“Un sostegno fondamentale per gli imprenditori agricoli di Emilia-Romagna, Marche e Toscana”. Lo definiva così, solo pochi giorni fa sui social, il ministro dell’Agricoltura Francesco Lollobrigida. Il ‘suo’ decreto Agricoltura aveva appena ricevuto il via libera dalla Commissione europea e per le imprese agricole alluvionate del maggio 2023 pareva (finalmente) spianarsi la strada dello sgravio fiscale del 68% ventilato mesi or sono e cristallizzato nella legge 101/2024.

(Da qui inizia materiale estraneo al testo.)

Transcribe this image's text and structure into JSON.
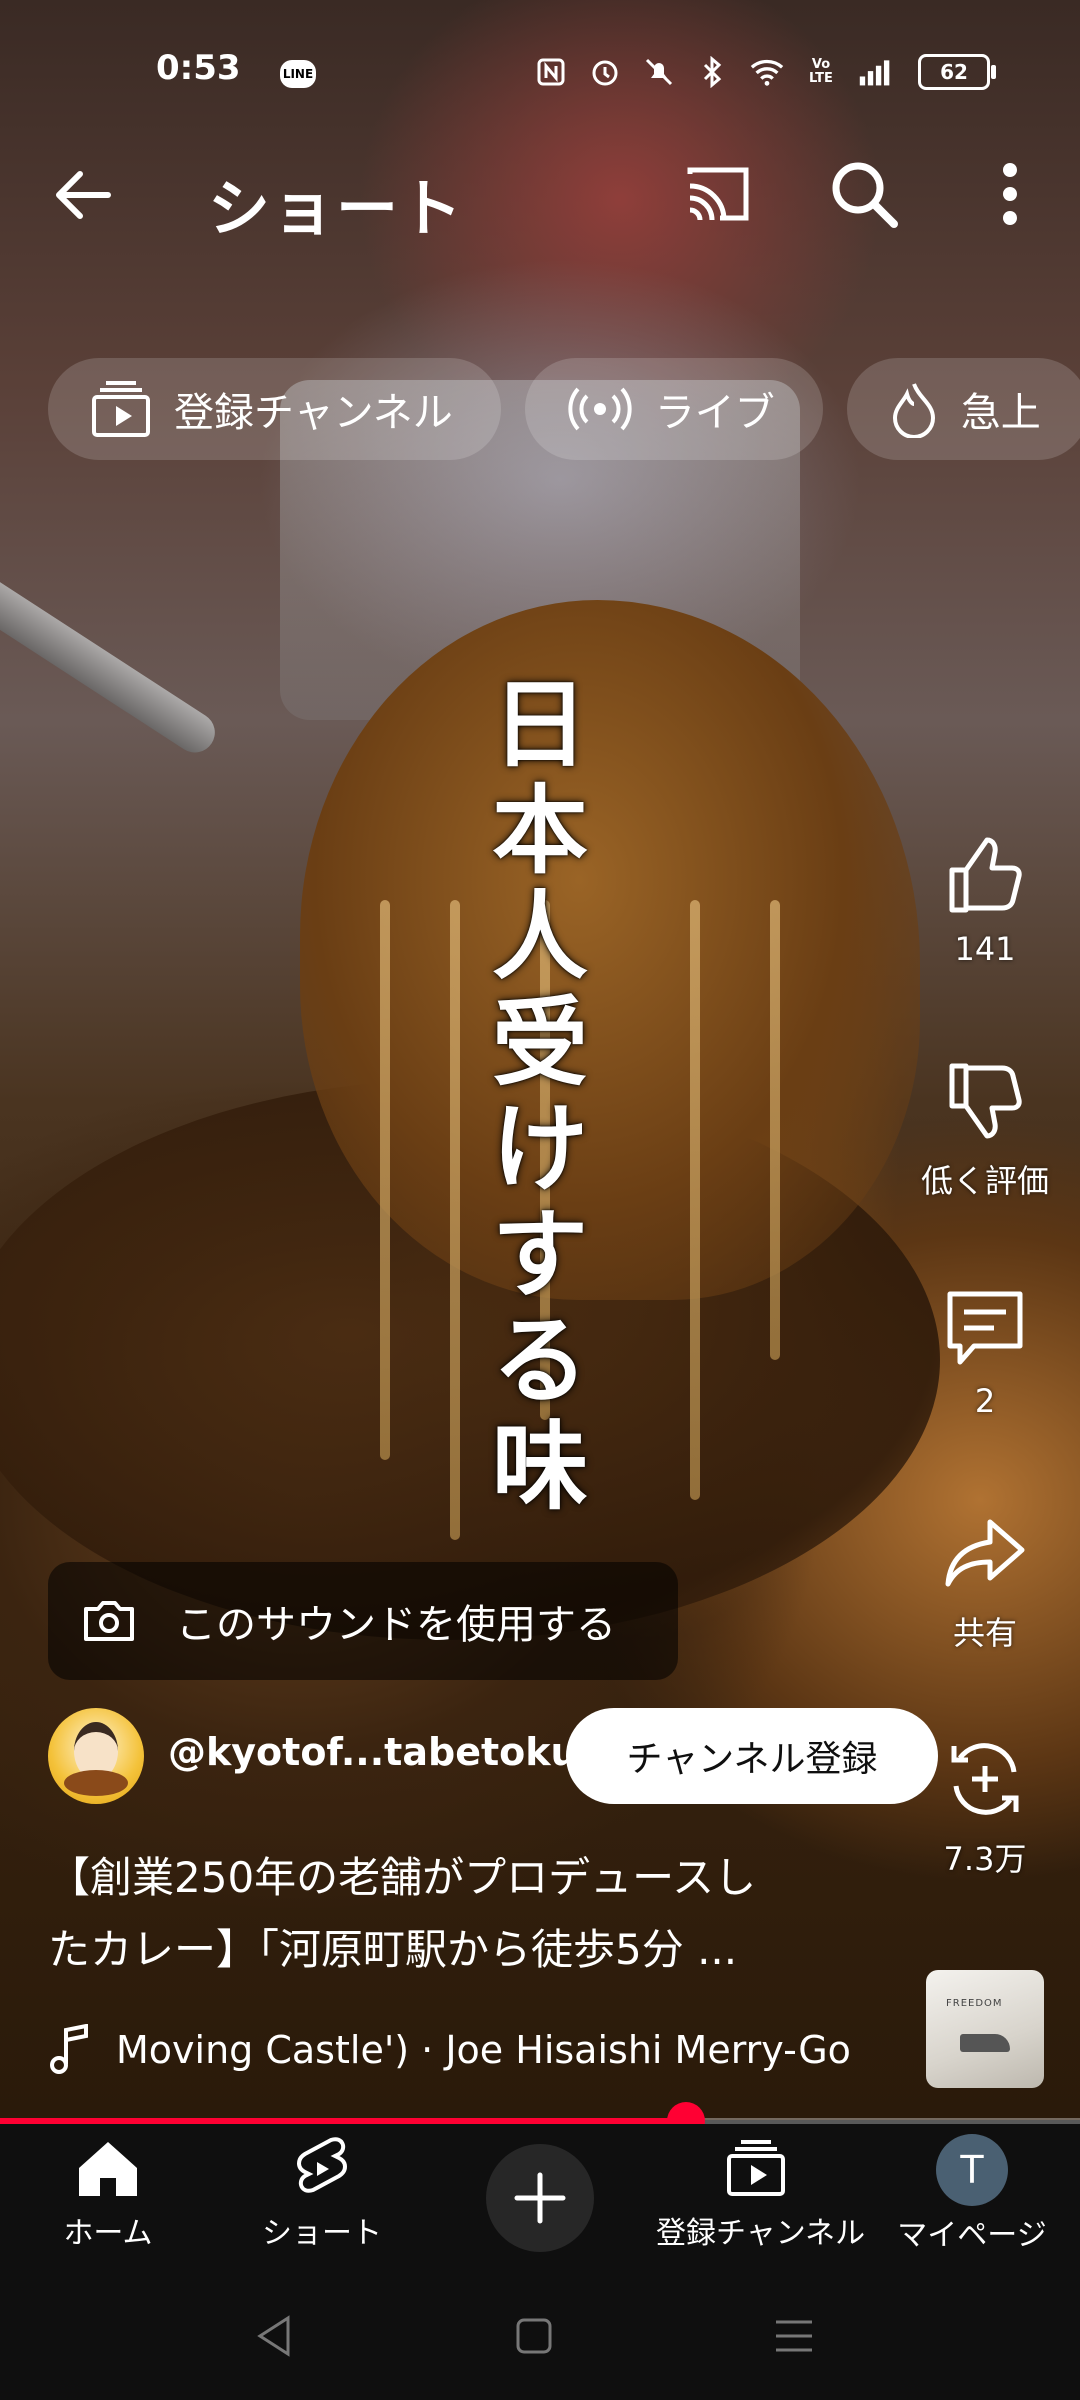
{
  "status_bar": {
    "time": "0:53",
    "notification_badge": "LINE",
    "battery": "62",
    "icons": [
      "nfc-icon",
      "alarm-icon",
      "mute-icon",
      "bluetooth-icon",
      "wifi-icon",
      "volte-icon",
      "signal-icon",
      "battery-icon"
    ]
  },
  "header": {
    "title": "ショート",
    "icons": [
      "back-arrow-icon",
      "cast-icon",
      "search-icon",
      "more-vert-icon"
    ]
  },
  "chips": [
    {
      "label": "登録チャンネル",
      "icon": "subscriptions-icon"
    },
    {
      "label": "ライブ",
      "icon": "live-icon"
    },
    {
      "label": "急上",
      "icon": "trending-icon"
    }
  ],
  "video": {
    "overlay_caption": "日本人受けする味"
  },
  "actions": {
    "like_count": "141",
    "dislike_label": "低く評価",
    "comment_count": "2",
    "share_label": "共有",
    "remix_count": "7.3万"
  },
  "sound": {
    "use_sound_label": "このサウンドを使用する"
  },
  "channel": {
    "handle": "@kyotof...tabetoku",
    "subscribe_label": "チャンネル登録"
  },
  "description": {
    "line1": "【創業250年の老舗がプロデュースし",
    "line2": "たカレー】「河原町駅から徒歩5分 ..."
  },
  "music": {
    "track_text": "Moving Castle') · Joe Hisaishi     Merry-Go",
    "album_text": "FREEDOM"
  },
  "playback": {
    "progress_fraction": 0.635
  },
  "bottom_nav": {
    "home": "ホーム",
    "shorts": "ショート",
    "subscriptions": "登録チャンネル",
    "mypage": "マイページ",
    "avatar_letter": "T"
  },
  "colors": {
    "accent": "#ff0033",
    "nav_bg": "#0f0f0f",
    "chip_bg": "rgba(255,255,255,0.16)"
  }
}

“Questo intervento, finalizzato a rafforzare la liquidità delle imprese agricole, testimonia l’impegno concreto del Governo Meloni nel supportare il settore primario”, rincarava Lollobrigida, ma dal cuore della Romagna alluvionata arriva ben altra lettura: “Noi grandi coop siamo tagliate fuori”.
La vicenda è complessa e tecnica, come ricorda in un lungo articolo Il Resto del Carlino, che ha intervistato alcuni dei principali gruppi ortofrutticoli emiliano romagnoli. “Negli ultimi 18 mesi ci sono sempre state date ampie rassicurazioni sugli sgravi – spiega Cristian Moretti, direttore di Agrintesa, il colosso cooperativo di Faenza (Ravenna) con 4mila agricoltori associati, 2.200 dipendenti e un fatturato di oltre 300 milioni di euro annui –. Rassicurazioni dai ministri e dall’Inps. Si parlava di un regime fiscale finalizzato alla ripartenza come quello in uso nelle tante zone svantaggiate che vengono sostenute ogni anno in Italia. Ora, però, a fine anno e in chiusura di bilancio, scopriamo che la misura è stata inserita in un regime di aiuti di Stato per mitigare le ripercussioni economiche del conflitto russo-ucraino su alcuni comparti produttivi”.
L’ok della Commissione europea implicherebbe, quindi, per gli agricoltori alluvionati le stesse regole del quadro temporaneo di crisi, a partire dal tetto di 280mila euro massimo di sgravi. Che per realtà grandi e aggregate come molte in Romagna (Caviro, Conserve Italia, Orogel tanto per citarne alcune) vuol dire quasi nulla, come ricorda ancora il Carlino. “Per noi è un buco in bilancio di 4,5 milioni – va avanti Moretti –: mai fino adesso nessuno ci aveva parlato di tetti. E questo andrà a incidere sul valore della frutta che pagheremo ai soci l’anno prossimo, sugli impegni strutturali e occupazionali della coop”.
Agrintesa nel maggio 2023 aveva perso il 40% della produzione e quattro capannoni, “ma ci siamo rimboccati le maniche, spalato il fango e chiesto zero ore di cassa integrazione: chiediamo il riconoscimento di quel principio di certezza e di diritto che è stato violato”.
A scontare l’effetto dell’essere una grande coop è anche Apofruit (Cesena), 240 milioni di euro di fatturato, 1.100 soci solo nella zona rossa alluvionata e un crollo dei conferimenti del 35% nel 2023. Il suo direttore, Ernesto Fornari, non usa mezzi termini: “Un atteggiamento a dir poco indisponente visto che non abbiamo avuto aiuti se non questo. Mai – dice –, nemmeno a Macfrut, i ministri hanno mai parlato di tetti: non hanno senso, siamo grandi cooperative. Poi viene fuori questo”.
Per Apofruit lo sgravio valeva 3,5 milioni di euro. “Fa arrabbiare il principio della disuguaglianza: se sono una piccola coop o produttore porto a casa il contributo, se faccio le aggregazioni che l’Europa caldeggia no”.